I couldn’t believe it. I had to set my glass down I was afraid that I would spill it from laughing so hard. “They were practically livestock!”

“Their names are Beep, Peep, and Mayweather. They live happily on a horse farm in Nebraska with my nieces. Anyway,” he said pointedly, “as I was saying, Oscar and I actually dated for a bit after that. I was worried he might be freaked-out when he found out who I really was, but he didn’t even bat an eyelash.”

He continued adding spices to his sauce, but from the angle of where I was sitting, I could see that the tops of his ears had turned pink. Was he actually blushing? And what kind of guy travels from New Jersey to Nebraska with a jar full of random frogs to give them to his nieces? A good guy.

I cleared my throat. “Then what happened? Why did you break up?”

Roman adjusted the temperature on his sauce and then grabbed his wineglass and leaned his hip against the counter. “It just didn’t work out. Oscar’s a great guy, but he’s not the right one for me.”

Who is the right guy for you?

The question hung in the air. I wanted to ask it so badly, but instead I chugged another gulp of wine. Unless he was going to say “a narrow-hipped carriage driver from the city with a wicked sense of humor and a horse named Nugget,” I didn’t want to hear it.

“What about after Oscar?” I asked instead. “Did you date a lot after you two broke up?”

He shrugged. “Not really. It’s not really that easy to date me.”

I wouldn’t have minded accepting that challenge. I cocked an eyebrow. “You high-maintenance? Do you turn into an asshole if you get fed after midnight?”

A small smile crossed his lips at the Gremlins joke. But it was temporary. “I just come with baggage. My life isn’t private. Which means anyone who dates me doesn’t get a lot of privacy either. That’s a lot to ask someone to take on in order to go out with me.” He lifted a shoulder. “Some people can’t handle it.

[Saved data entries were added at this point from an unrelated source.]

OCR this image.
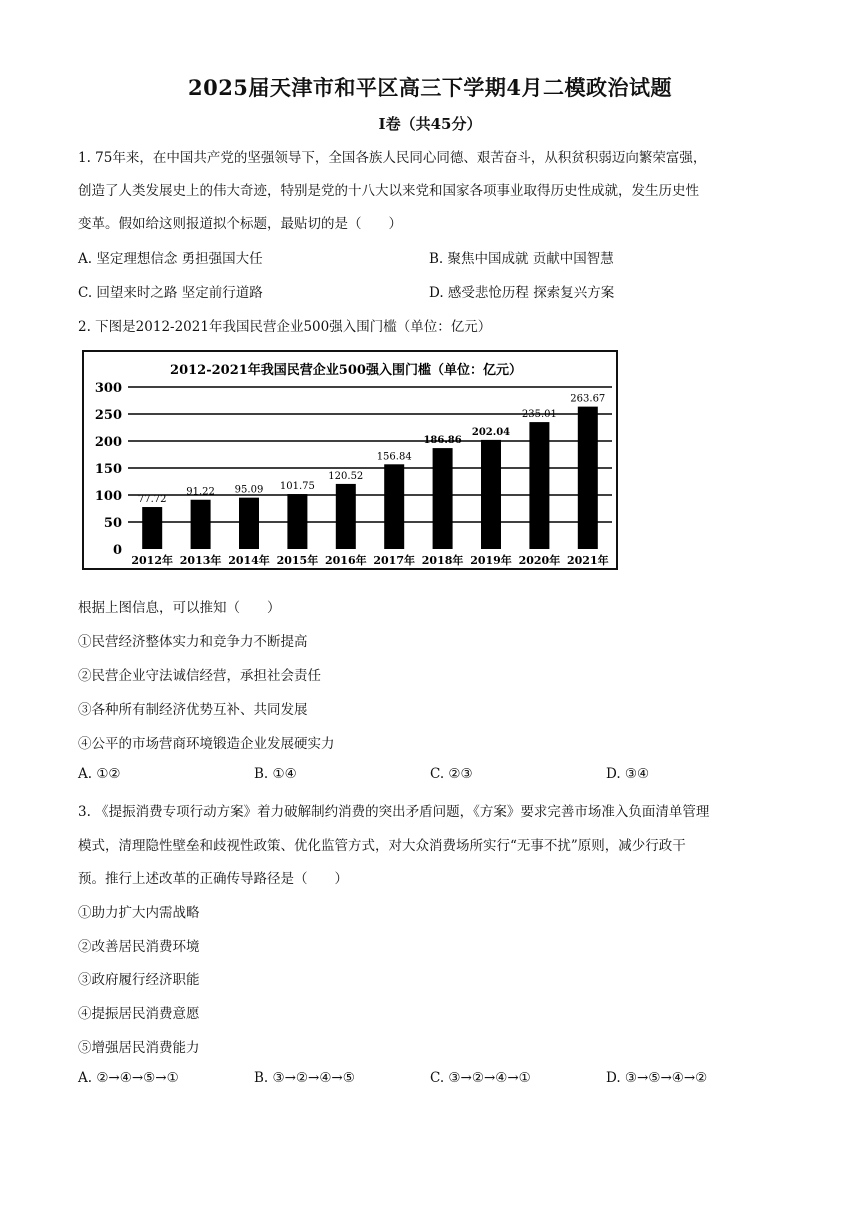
2025届天津市和平区高三下学期4月二模政治试题
Ⅰ卷（共45分）
1. 75年来，在中国共产党的坚强领导下，全国各族人民同心同德、艰苦奋斗，从积贫积弱迈向繁荣富强，
创造了人类发展史上的伟大奇迹，特别是党的十八大以来党和国家各项事业取得历史性成就，发生历史性
变革。假如给这则报道拟个标题，最贴切的是（　　）
A. 坚定理想信念 勇担强国大任	B. 聚焦中国成就 贡献中国智慧
C. 回望来时之路 坚定前行道路	D. 感受悲怆历程 探索复兴方案
2. 下图是2012-2021年我国民营企业500强入围门槛（单位：亿元）
2012-2021年我国民营企业500强入围门槛（单位：亿元）
300
250
200
150
100
50
0
77.72
91.22 95.09 101.75
120.52
156.84
186.86
202.04
235.01
263.67
2012年 2013年 2014年 2015年 2016年 2017年 2018年 2019年 2020年 2021年
根据上图信息，可以推知（　　）
①民营经济整体实力和竞争力不断提高
②民营企业守法诚信经营，承担社会责任
③各种所有制经济优势互补、共同发展
④公平的市场营商环境锻造企业发展硬实力
A. ①②	B. ①④	C. ②③	D. ③④
3. 《提振消费专项行动方案》着力破解制约消费的突出矛盾问题，《方案》要求完善市场准入负面清单管理
模式，清理隐性壁垒和歧视性政策、优化监管方式，对大众消费场所实行“无事不扰”原则，减少行政干
预。推行上述改革的正确传导路径是（　　）
①助力扩大内需战略
②改善居民消费环境
③政府履行经济职能
④提振居民消费意愿
⑤增强居民消费能力
A. ②→④→⑤→①	B. ③→②→④→⑤	C. ③→②→④→①	D. ③→⑤→④→②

And I can’t really blame them for that.”

I thought back to when I’d been in the library looking up articles about Roman. All the headlines that had screamed back at me. So many of them laughably ridiculous but repeated over and over again. Articles about what he’d eaten, what he’d worn, what an ex-lover had said about his performance in bed. He was right. There was nothing about his life that was private. I’d even been one of the shmucks who’d gobbled those stories up like a starving fan without realizing that I’d been feeding the paparazzi’s need.

His eyes met mine. The carefully crafted movie-star exterior was long gone. This was the real Roman, the guy who’d let a practical stranger bring a horse into his home and then cooked him breakfast. The man who’d accepted a jar of frogs because it was the polite thing to do, but then instead of tossing them aside, he named those frogs and gave them a home. The man who’d talked to Nugget earlier that evening because he’d had no one else to talk to.

And it was clear from his expression that this Roman—the real Roman—was lonely.

I wanted to launch myself off the counter and throw myself into his arms. I wanted to thread my fingers into his hair and wrap my legs around his waist and do whatever it took to erase the pain and loneliness from his expression.

But then he let out a laugh. “Poor me, right?” He shoved a hand through his hair. “Sorry, no one likes to hear a celebrity complain. I’m one of the luckiest human beings in the world.” He turned back to his sauce, giving it a stir.

“That’s way more than enough about me,” he said. “Now it really is your turn. Any good stories from the dating trenches?”

I shrugged and toyed with a ragged fingernail. “I don’t date, really. I mean… I hook up, I guess.”

“You guess?”

I looked up at him and saw his furrowed brows.